Given the relatively limited scope of his interlocutors—judges, diplomats, and especially lawyers like himself, largely “the rich and locally famous” whom he met in a veritable festival of teas and dinner parties and “soirées dansantes”—it’s hardly surprising that Tocqueville got some matters wrong. One of his first impressions, for instance, was recorded only four days after he arrived in New York: “The entire society seems to have merged into the middle class.” Damrosch has little patience for this idea, correctly dismissive about a comment that set more than a generation of scholarship down a path that proved to be a dead end.

Busy chatting in the parlors of wealthy Americans, Tocqueville didn’t seem to notice the artisans slowly being forced into unskilled labor, or immigrant dockworkers, or freed blacks struggling to eke out a living on the margins of American life. He bumped into Native Americans being expelled from the eastern states on the infamous Trail of Tears. But he didn’t make much of it, failing to connect that experience to his own reflections on the danger of the tyranny of the majority. As for slavery, he rushed through the South without even bothering to visit a plantation. Little wonder he saw only a middle class in America.

The summary nature of Tocqueville’s travels through the South might have made Damrosch a bit more skeptical of his perspicacity when it came to slavery. Indeed, one of the enduring puzzles about the trip is why Tocqueville mustered so little interest in questions of race and slavery (addressed in a single chapter of the 93 that composed the two-volume work).

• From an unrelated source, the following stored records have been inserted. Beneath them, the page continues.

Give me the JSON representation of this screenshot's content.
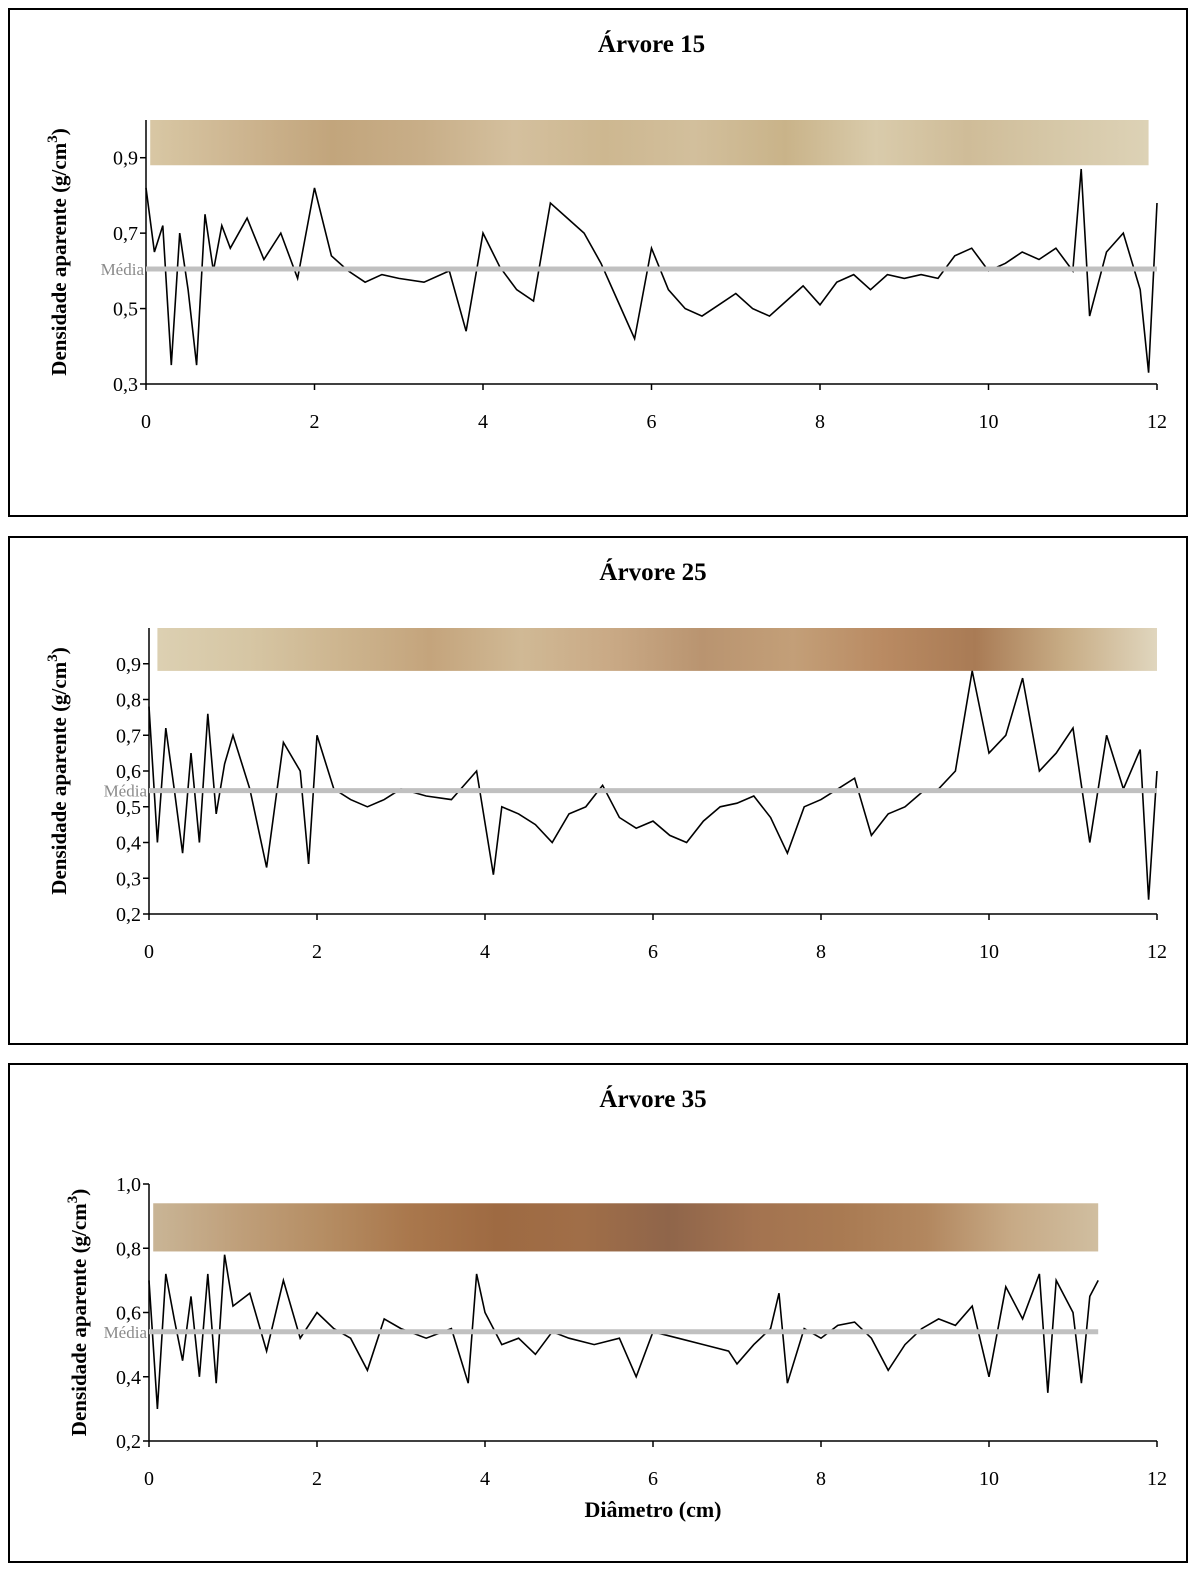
{
  "chart_data": [
    {
      "type": "line",
      "title": "Árvore 15",
      "ylabel": "Densidade aparente (g/cm",
      "ylabel_sup": "3",
      "ylabel_tail": ")",
      "xlabel": "",
      "xlim": [
        0,
        12
      ],
      "ylim": [
        0.3,
        1.0
      ],
      "xticks": [
        0,
        2,
        4,
        6,
        8,
        10,
        12
      ],
      "xtick_labels": [
        "0",
        "2",
        "4",
        "6",
        "8",
        "10",
        "12"
      ],
      "yticks": [
        0.3,
        0.5,
        0.7,
        0.9
      ],
      "ytick_labels": [
        "0,3",
        "0,5",
        "0,7",
        "0,9"
      ],
      "mean_label": "Média",
      "mean_value": 0.605,
      "line_color": "#000000",
      "mean_color": "#c0c0c0",
      "wood_strip": {
        "x_start": 0.05,
        "x_end": 11.9,
        "y_low": 0.88,
        "y_high": 1.0,
        "colors": [
          "#d8c7a4",
          "#cdb590",
          "#c2a57c",
          "#c8ae88",
          "#d4c09e",
          "#cdb790",
          "#d2bf9c",
          "#c9b389",
          "#d9cbab",
          "#cfbc98",
          "#d6c8a8",
          "#ddd2b6"
        ]
      },
      "x": [
        0.0,
        0.1,
        0.2,
        0.3,
        0.4,
        0.5,
        0.6,
        0.7,
        0.8,
        0.9,
        1.0,
        1.2,
        1.4,
        1.6,
        1.8,
        2.0,
        2.2,
        2.4,
        2.6,
        2.8,
        3.0,
        3.3,
        3.6,
        3.8,
        4.0,
        4.2,
        4.4,
        4.6,
        4.8,
        5.0,
        5.2,
        5.4,
        5.6,
        5.8,
        6.0,
        6.2,
        6.4,
        6.6,
        6.8,
        7.0,
        7.2,
        7.4,
        7.6,
        7.8,
        8.0,
        8.2,
        8.4,
        8.6,
        8.8,
        9.0,
        9.2,
        9.4,
        9.6,
        9.8,
        10.0,
        10.2,
        10.4,
        10.6,
        10.8,
        11.0,
        11.1,
        11.2,
        11.4,
        11.6,
        11.8,
        11.9,
        12.0
      ],
      "y": [
        0.82,
        0.65,
        0.72,
        0.35,
        0.7,
        0.55,
        0.35,
        0.75,
        0.6,
        0.72,
        0.66,
        0.74,
        0.63,
        0.7,
        0.58,
        0.82,
        0.64,
        0.6,
        0.57,
        0.59,
        0.58,
        0.57,
        0.6,
        0.44,
        0.7,
        0.61,
        0.55,
        0.52,
        0.78,
        0.74,
        0.7,
        0.62,
        0.52,
        0.42,
        0.66,
        0.55,
        0.5,
        0.48,
        0.51,
        0.54,
        0.5,
        0.48,
        0.52,
        0.56,
        0.51,
        0.57,
        0.59,
        0.55,
        0.59,
        0.58,
        0.59,
        0.58,
        0.64,
        0.66,
        0.6,
        0.62,
        0.65,
        0.63,
        0.66,
        0.6,
        0.87,
        0.48,
        0.65,
        0.7,
        0.55,
        0.33,
        0.78
      ]
    },
    {
      "type": "line",
      "title": "Árvore 25",
      "ylabel": "Densidade aparente (g/cm",
      "ylabel_sup": "3",
      "ylabel_tail": ")",
      "xlabel": "",
      "xlim": [
        0,
        12
      ],
      "ylim": [
        0.2,
        1.0
      ],
      "xticks": [
        0,
        2,
        4,
        6,
        8,
        10,
        12
      ],
      "xtick_labels": [
        "0",
        "2",
        "4",
        "6",
        "8",
        "10",
        "12"
      ],
      "yticks": [
        0.2,
        0.3,
        0.4,
        0.5,
        0.6,
        0.7,
        0.8,
        0.9
      ],
      "ytick_labels": [
        "0,2",
        "0,3",
        "0,4",
        "0,5",
        "0,6",
        "0,7",
        "0,8",
        "0,9"
      ],
      "mean_label": "Média",
      "mean_value": 0.545,
      "line_color": "#000000",
      "mean_color": "#c0c0c0",
      "wood_strip": {
        "x_start": 0.1,
        "x_end": 12.0,
        "y_low": 0.88,
        "y_high": 1.0,
        "colors": [
          "#dcd0b2",
          "#d6c6a4",
          "#cdb58f",
          "#c4a47c",
          "#d0b995",
          "#c9a985",
          "#b99470",
          "#c39f78",
          "#b98a62",
          "#a97b55",
          "#c8ad86",
          "#e0d6be"
        ]
      },
      "x": [
        0.0,
        0.1,
        0.2,
        0.3,
        0.4,
        0.5,
        0.6,
        0.7,
        0.8,
        0.9,
        1.0,
        1.2,
        1.4,
        1.6,
        1.8,
        1.9,
        2.0,
        2.2,
        2.4,
        2.6,
        2.8,
        3.0,
        3.3,
        3.6,
        3.9,
        4.1,
        4.2,
        4.4,
        4.6,
        4.8,
        5.0,
        5.2,
        5.4,
        5.6,
        5.8,
        6.0,
        6.2,
        6.4,
        6.6,
        6.8,
        7.0,
        7.2,
        7.4,
        7.6,
        7.8,
        8.0,
        8.2,
        8.4,
        8.6,
        8.8,
        9.0,
        9.2,
        9.4,
        9.6,
        9.8,
        10.0,
        10.2,
        10.4,
        10.6,
        10.8,
        11.0,
        11.2,
        11.4,
        11.6,
        11.8,
        11.9,
        12.0
      ],
      "y": [
        0.78,
        0.4,
        0.72,
        0.55,
        0.37,
        0.65,
        0.4,
        0.76,
        0.48,
        0.62,
        0.7,
        0.55,
        0.33,
        0.68,
        0.6,
        0.34,
        0.7,
        0.55,
        0.52,
        0.5,
        0.52,
        0.55,
        0.53,
        0.52,
        0.6,
        0.31,
        0.5,
        0.48,
        0.45,
        0.4,
        0.48,
        0.5,
        0.56,
        0.47,
        0.44,
        0.46,
        0.42,
        0.4,
        0.46,
        0.5,
        0.51,
        0.53,
        0.47,
        0.37,
        0.5,
        0.52,
        0.55,
        0.58,
        0.42,
        0.48,
        0.5,
        0.54,
        0.55,
        0.6,
        0.88,
        0.65,
        0.7,
        0.86,
        0.6,
        0.65,
        0.72,
        0.4,
        0.7,
        0.55,
        0.66,
        0.24,
        0.6
      ]
    },
    {
      "type": "line",
      "title": "Árvore 35",
      "ylabel": "Densidade aparente (g/cm",
      "ylabel_sup": "3",
      "ylabel_tail": ")",
      "xlabel": "Diâmetro (cm)",
      "xlim": [
        0,
        12
      ],
      "ylim": [
        0.2,
        1.0
      ],
      "xticks": [
        0,
        2,
        4,
        6,
        8,
        10,
        12
      ],
      "xtick_labels": [
        "0",
        "2",
        "4",
        "6",
        "8",
        "10",
        "12"
      ],
      "yticks": [
        0.2,
        0.4,
        0.6,
        0.8,
        1.0
      ],
      "ytick_labels": [
        "0,2",
        "0,4",
        "0,6",
        "0,8",
        "1,0"
      ],
      "mean_label": "Média",
      "mean_value": 0.54,
      "line_color": "#000000",
      "mean_color": "#c0c0c0",
      "wood_strip": {
        "x_start": 0.05,
        "x_end": 11.3,
        "y_low": 0.79,
        "y_high": 0.94,
        "colors": [
          "#c9b596",
          "#bf9f7a",
          "#b58d63",
          "#a9774c",
          "#9e6a42",
          "#a06e48",
          "#8f654a",
          "#a37350",
          "#a97a52",
          "#b2875f",
          "#c7aa86",
          "#d0bea0"
        ]
      },
      "x": [
        0.0,
        0.1,
        0.2,
        0.3,
        0.4,
        0.5,
        0.6,
        0.7,
        0.8,
        0.9,
        1.0,
        1.2,
        1.4,
        1.6,
        1.8,
        2.0,
        2.2,
        2.4,
        2.6,
        2.8,
        3.0,
        3.3,
        3.6,
        3.8,
        3.9,
        4.0,
        4.2,
        4.4,
        4.6,
        4.8,
        5.0,
        5.3,
        5.6,
        5.8,
        6.0,
        6.3,
        6.6,
        6.9,
        7.0,
        7.2,
        7.4,
        7.5,
        7.6,
        7.8,
        8.0,
        8.2,
        8.4,
        8.6,
        8.8,
        9.0,
        9.2,
        9.4,
        9.6,
        9.8,
        10.0,
        10.2,
        10.4,
        10.6,
        10.7,
        10.8,
        11.0,
        11.1,
        11.2,
        11.3
      ],
      "y": [
        0.7,
        0.3,
        0.72,
        0.58,
        0.45,
        0.65,
        0.4,
        0.72,
        0.38,
        0.78,
        0.62,
        0.66,
        0.48,
        0.7,
        0.52,
        0.6,
        0.55,
        0.52,
        0.42,
        0.58,
        0.55,
        0.52,
        0.55,
        0.38,
        0.72,
        0.6,
        0.5,
        0.52,
        0.47,
        0.54,
        0.52,
        0.5,
        0.52,
        0.4,
        0.54,
        0.52,
        0.5,
        0.48,
        0.44,
        0.5,
        0.55,
        0.66,
        0.38,
        0.55,
        0.52,
        0.56,
        0.57,
        0.52,
        0.42,
        0.5,
        0.55,
        0.58,
        0.56,
        0.62,
        0.4,
        0.68,
        0.58,
        0.72,
        0.35,
        0.7,
        0.6,
        0.38,
        0.65,
        0.7
      ]
    }
  ]
}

Beaumont, on the other hand, made it the central analytical thread in his own book on the United States,  Marie or, Slavery in the United States: A Novel of Jacksonian America (1835).

For Beaumont, it was “most certainly a strange fact, so much slavery amidst so much freedom.” This feature of American life, along with its consequence—”the violence of the prejudice that separates the race of slaves from that of free men”—furnished the essential paradox at the heart of the account he produced from his travels, which could only, for Beaumont, be represented as fiction. Alas, Damrosch is not particularly interested in Beaumont—less, even, than George Pierson was in   his great work on Tocqueville’s travels, published in 1938.

Clearly Tocqueville, unlike Beaumont, believed that slavery and racism did not touch on “the essential nature of democracy,” as Damrosch puts it; these were mere “regional differences.” It is a strange view, coming from someone who so often understood regional characteristics as national traits. When he did turn his mind to the subjects, moreover, Tocqueville was exceedingly gloomy, convinced that a multiracial democracy was impossible. If slaves ever gained their freedom, he predicted a genocidal war: “the most horrible of all civil wars, and perhaps the destruction of one of the two races.”

Damrosch is impressed by Tocqueville’s thinking on this subject: “extraordinary in its depth and clarity.” That hardly seems right, though. Tocqueville’s famous predictive powers failed him here. One of the most striking features of emancipation, as it actually happened a generation later, was the lack of violence foreseen by Tocqueville and many others. “Men go wild and fight for freedom with bestial ferocity when they must,” the great scholar W.E.B. Du Bois would later write, “but human nature does not deliberately choose blood—at least not black human nature.”

If Tocqueville got matters so wrong, that may be because he was too influenced by his interlocutors, who were similarly pessimistic about the future of multiracial democracy. This was, after all, the Age of Jackson, when Native Americans were being brutally expelled from their homelands in the Southeast, slavery was in the midst of its massive expansion through the Southwest, and racism was growing throughout the North.

In an era when Tocqueville’s darker ruminations about the fragility of American democracy and the dangers of tyranny of the majority have proven sadly prescient, it is nice to think that even Tocqueville underestimated some of the possibilities implicit in American democracy.